IN A NUTSHELL Author's NoteIndustrial animal agriculture—driven by high-input, chemically intensive, and GMO-based feed systems—has become one of the most powerful contributors to climate change, biodiversity collapse, and global health burdens (Poore & Nemecek, 2018; Crippa et al., 2018). It also causes the mass suffering and slaughter of trillions of land and aquatic animals each year (Aleksandrowicz et al., 2016). Growing concerns over glyphosate exposure, especially its potential interactions with milk proteins such as casein, highlight additional risks embedded within current dietary patterns (Bouvard et al., 2015; WHO, 2015). Plant-based diets, in contrast, consistently demonstrate strong benefits for human health, climate mitigation, and social equity (Willett et al., 2019; Tilman & Clark, 2014). Drawing on epidemiological research, environmental modeling, animal welfare evidence, and the ethical frameworks advanced by the Sustainable Health Equity Movement (SHEM, 2024), this manuscript reviews the scientific, ethical, and political case for reducing animal-based foods in favor of more plant-centered systems. It also integrates SHEM analyses of excess mortality arising from excess production, trade, and consumption—fueled by inequitable income and wealth structures and heavily reinforced by the global animal-based food industry

By Juan Garay
Co-Chair of the Sustainable Health Equity Movement (SHEM)
Professor/Researcher of Health Equity, Ethics and Metrics (Spain, Mexico, Cuba, Brazil)
Founder of Valyter Ecovillage (valyter.es)
By the same Author on PEAH: see HERE
Toward a Healthier Planet and Humanity: Industrial Animal Agriculture, Glyphosate Risk, Slaughter Suffering, and the Case for a Global Plant-Based Dietary Transition
Health, Ecology, Equity, and the Sustainable Health Equity Movement (SHEM)
Introduction
Modern animal agriculture operates on a scale without historical precedent. Tens of billions of terrestrial animals and vast, uncounted populations of aquatic animals are raised and slaughtered annually, often in systems that compromise basic welfare and expose workers, communities, and consumers to environmental and health risks (Aleksandrowicz et al., 2016; Poore & Nemecek, 2018). These systems rely heavily on genetically modified feed crops, herbicides such as glyphosate, and extensive water and land use (Bouvard et al., 2015; Clark et al., 2019).

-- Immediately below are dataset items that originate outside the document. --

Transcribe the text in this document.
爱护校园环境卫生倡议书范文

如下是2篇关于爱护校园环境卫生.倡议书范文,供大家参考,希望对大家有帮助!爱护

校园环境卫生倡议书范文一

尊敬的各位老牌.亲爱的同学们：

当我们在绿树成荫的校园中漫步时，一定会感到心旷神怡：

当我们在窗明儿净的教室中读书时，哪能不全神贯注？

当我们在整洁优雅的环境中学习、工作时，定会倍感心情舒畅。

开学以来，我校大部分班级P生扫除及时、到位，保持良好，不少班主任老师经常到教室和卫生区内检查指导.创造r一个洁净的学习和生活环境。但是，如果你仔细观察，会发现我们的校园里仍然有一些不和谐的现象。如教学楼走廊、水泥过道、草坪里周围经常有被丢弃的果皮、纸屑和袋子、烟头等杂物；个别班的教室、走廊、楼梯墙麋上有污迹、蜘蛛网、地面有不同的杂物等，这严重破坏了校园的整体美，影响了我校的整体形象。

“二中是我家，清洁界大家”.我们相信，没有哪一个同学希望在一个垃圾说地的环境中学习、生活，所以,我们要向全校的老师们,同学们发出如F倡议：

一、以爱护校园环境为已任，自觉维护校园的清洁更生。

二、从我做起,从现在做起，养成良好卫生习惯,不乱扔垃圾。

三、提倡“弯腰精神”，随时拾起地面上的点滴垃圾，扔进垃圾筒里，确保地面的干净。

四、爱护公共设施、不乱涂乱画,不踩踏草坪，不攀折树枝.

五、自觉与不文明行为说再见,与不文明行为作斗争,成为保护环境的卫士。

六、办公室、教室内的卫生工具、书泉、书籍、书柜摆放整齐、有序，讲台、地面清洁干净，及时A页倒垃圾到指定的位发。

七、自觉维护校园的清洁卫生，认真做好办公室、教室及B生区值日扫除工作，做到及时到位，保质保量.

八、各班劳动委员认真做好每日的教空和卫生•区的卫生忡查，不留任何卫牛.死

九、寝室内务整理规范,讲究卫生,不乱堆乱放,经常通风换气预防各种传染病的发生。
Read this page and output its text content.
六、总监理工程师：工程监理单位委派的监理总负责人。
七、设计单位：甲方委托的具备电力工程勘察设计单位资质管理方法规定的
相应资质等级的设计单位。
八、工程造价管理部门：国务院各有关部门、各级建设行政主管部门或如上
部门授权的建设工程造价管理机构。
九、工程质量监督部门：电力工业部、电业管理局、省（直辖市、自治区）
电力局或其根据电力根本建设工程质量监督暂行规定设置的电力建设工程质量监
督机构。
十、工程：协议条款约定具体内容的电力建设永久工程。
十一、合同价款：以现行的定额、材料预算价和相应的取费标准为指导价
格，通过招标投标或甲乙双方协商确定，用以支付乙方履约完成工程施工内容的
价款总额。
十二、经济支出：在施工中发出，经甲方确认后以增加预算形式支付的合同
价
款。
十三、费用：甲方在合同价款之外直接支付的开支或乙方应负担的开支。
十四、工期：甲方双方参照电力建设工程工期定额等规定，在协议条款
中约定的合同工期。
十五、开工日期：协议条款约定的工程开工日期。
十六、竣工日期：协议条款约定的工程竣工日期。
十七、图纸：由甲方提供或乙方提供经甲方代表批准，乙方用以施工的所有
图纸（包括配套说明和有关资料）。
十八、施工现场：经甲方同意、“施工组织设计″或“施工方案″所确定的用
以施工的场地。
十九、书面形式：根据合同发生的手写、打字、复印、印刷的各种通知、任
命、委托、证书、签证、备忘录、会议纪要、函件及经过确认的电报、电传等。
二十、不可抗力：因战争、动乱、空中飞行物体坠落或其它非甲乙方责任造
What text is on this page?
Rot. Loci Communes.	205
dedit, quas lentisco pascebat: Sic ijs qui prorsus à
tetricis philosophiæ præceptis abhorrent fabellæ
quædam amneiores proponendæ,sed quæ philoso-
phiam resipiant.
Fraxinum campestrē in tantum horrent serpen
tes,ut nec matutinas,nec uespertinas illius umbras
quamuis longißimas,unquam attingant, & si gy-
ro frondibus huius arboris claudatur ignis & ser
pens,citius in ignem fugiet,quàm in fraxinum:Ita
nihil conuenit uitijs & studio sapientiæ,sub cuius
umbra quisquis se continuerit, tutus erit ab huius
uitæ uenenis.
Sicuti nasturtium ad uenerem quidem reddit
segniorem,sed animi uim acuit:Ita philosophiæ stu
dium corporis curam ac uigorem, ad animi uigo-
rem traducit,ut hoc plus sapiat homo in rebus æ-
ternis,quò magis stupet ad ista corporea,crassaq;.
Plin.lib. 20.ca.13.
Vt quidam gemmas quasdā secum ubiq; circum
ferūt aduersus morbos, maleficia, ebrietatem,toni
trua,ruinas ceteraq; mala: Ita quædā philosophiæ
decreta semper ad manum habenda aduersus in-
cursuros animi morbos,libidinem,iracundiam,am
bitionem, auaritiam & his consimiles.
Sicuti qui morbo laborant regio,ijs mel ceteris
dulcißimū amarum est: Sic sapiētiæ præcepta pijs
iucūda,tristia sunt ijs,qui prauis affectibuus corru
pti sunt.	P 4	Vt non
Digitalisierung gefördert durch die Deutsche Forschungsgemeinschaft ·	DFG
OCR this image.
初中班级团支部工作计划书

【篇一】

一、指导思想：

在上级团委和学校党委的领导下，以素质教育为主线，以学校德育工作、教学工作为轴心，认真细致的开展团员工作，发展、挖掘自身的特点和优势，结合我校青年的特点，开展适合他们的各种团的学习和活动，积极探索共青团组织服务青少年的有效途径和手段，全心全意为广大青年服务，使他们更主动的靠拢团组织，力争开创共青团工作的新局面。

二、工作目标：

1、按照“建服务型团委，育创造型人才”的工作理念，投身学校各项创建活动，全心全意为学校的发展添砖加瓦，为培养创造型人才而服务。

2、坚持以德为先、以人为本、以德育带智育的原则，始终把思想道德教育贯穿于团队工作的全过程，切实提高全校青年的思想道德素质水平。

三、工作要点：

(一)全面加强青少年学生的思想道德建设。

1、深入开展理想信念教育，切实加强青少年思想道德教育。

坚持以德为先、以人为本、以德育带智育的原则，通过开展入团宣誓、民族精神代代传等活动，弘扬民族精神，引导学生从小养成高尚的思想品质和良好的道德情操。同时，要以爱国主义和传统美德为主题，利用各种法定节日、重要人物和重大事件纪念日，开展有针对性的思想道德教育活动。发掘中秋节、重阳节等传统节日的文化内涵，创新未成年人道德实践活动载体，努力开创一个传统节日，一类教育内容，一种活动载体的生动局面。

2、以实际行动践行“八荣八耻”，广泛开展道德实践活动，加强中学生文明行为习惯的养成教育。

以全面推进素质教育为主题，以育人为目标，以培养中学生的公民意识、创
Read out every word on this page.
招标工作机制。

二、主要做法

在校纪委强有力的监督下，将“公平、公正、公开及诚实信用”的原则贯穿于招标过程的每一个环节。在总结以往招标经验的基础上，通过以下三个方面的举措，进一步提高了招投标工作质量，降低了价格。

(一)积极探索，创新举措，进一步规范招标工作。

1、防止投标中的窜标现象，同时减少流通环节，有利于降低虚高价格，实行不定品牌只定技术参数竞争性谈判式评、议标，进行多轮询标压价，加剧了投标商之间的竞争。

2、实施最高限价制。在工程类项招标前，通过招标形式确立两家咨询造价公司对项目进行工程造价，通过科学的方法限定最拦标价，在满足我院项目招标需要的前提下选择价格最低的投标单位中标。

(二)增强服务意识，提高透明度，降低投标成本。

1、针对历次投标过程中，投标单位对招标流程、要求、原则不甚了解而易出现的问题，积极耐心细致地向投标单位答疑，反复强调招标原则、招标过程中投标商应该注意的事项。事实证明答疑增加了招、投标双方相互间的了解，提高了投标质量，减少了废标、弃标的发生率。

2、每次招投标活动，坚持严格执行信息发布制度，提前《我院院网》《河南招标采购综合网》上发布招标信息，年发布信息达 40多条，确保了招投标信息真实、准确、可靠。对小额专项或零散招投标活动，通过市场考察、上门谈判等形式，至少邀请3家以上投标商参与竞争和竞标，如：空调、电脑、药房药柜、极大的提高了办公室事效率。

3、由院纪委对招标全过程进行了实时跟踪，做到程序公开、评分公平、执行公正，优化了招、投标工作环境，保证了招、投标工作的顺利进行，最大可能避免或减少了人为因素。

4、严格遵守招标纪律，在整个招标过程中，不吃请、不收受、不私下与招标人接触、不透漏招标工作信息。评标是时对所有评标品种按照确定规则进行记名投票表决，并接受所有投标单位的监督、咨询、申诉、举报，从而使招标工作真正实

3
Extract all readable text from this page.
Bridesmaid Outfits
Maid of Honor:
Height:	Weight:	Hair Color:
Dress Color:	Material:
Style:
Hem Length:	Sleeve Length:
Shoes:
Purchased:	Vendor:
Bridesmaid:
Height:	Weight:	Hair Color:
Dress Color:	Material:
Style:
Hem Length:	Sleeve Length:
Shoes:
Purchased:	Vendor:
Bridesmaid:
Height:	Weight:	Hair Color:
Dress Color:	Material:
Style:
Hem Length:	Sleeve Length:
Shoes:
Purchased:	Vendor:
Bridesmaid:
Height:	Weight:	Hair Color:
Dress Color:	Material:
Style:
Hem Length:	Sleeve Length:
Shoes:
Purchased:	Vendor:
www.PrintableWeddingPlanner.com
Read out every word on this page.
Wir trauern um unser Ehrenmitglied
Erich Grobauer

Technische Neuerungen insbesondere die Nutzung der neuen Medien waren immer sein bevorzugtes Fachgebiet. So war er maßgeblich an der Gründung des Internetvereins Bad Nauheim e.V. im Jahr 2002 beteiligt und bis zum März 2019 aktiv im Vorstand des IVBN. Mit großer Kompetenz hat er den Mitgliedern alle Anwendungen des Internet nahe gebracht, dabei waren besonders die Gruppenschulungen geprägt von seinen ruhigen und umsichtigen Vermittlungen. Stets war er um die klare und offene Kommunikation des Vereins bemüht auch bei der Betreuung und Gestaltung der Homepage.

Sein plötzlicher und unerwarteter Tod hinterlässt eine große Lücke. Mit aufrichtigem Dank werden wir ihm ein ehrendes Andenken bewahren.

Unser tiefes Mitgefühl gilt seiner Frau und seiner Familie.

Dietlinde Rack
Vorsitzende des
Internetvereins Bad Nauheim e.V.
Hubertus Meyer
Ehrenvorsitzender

Beyond ecological and health concerns, today’s food system is deeply linked to global inequity. As highlighted by SHEM (2024), excess production, trade, and consumption—driven by concentrated income and wealth—create avoidable morbidity and mortality, with industrial animal agriculture playing a central role in these unjust patterns. Corporate political influence from meat, dairy, feed, and agrochemical sectors further entrenches a system that prioritizes profit over planetary and human well-being (Dagevos & Voordouw, 2013).
This manuscript synthesizes scientific evidence on slaughter and suffering, glyphosate and casein risk hypotheses, health impacts of animal-based diets, and environmental and equity benefits of plant-based transitions.
Methods
This narrative review draws from:
Peer-reviewed epidemiological and toxicological studies (Sinha et al., 2009; Bouvard et al., 2015)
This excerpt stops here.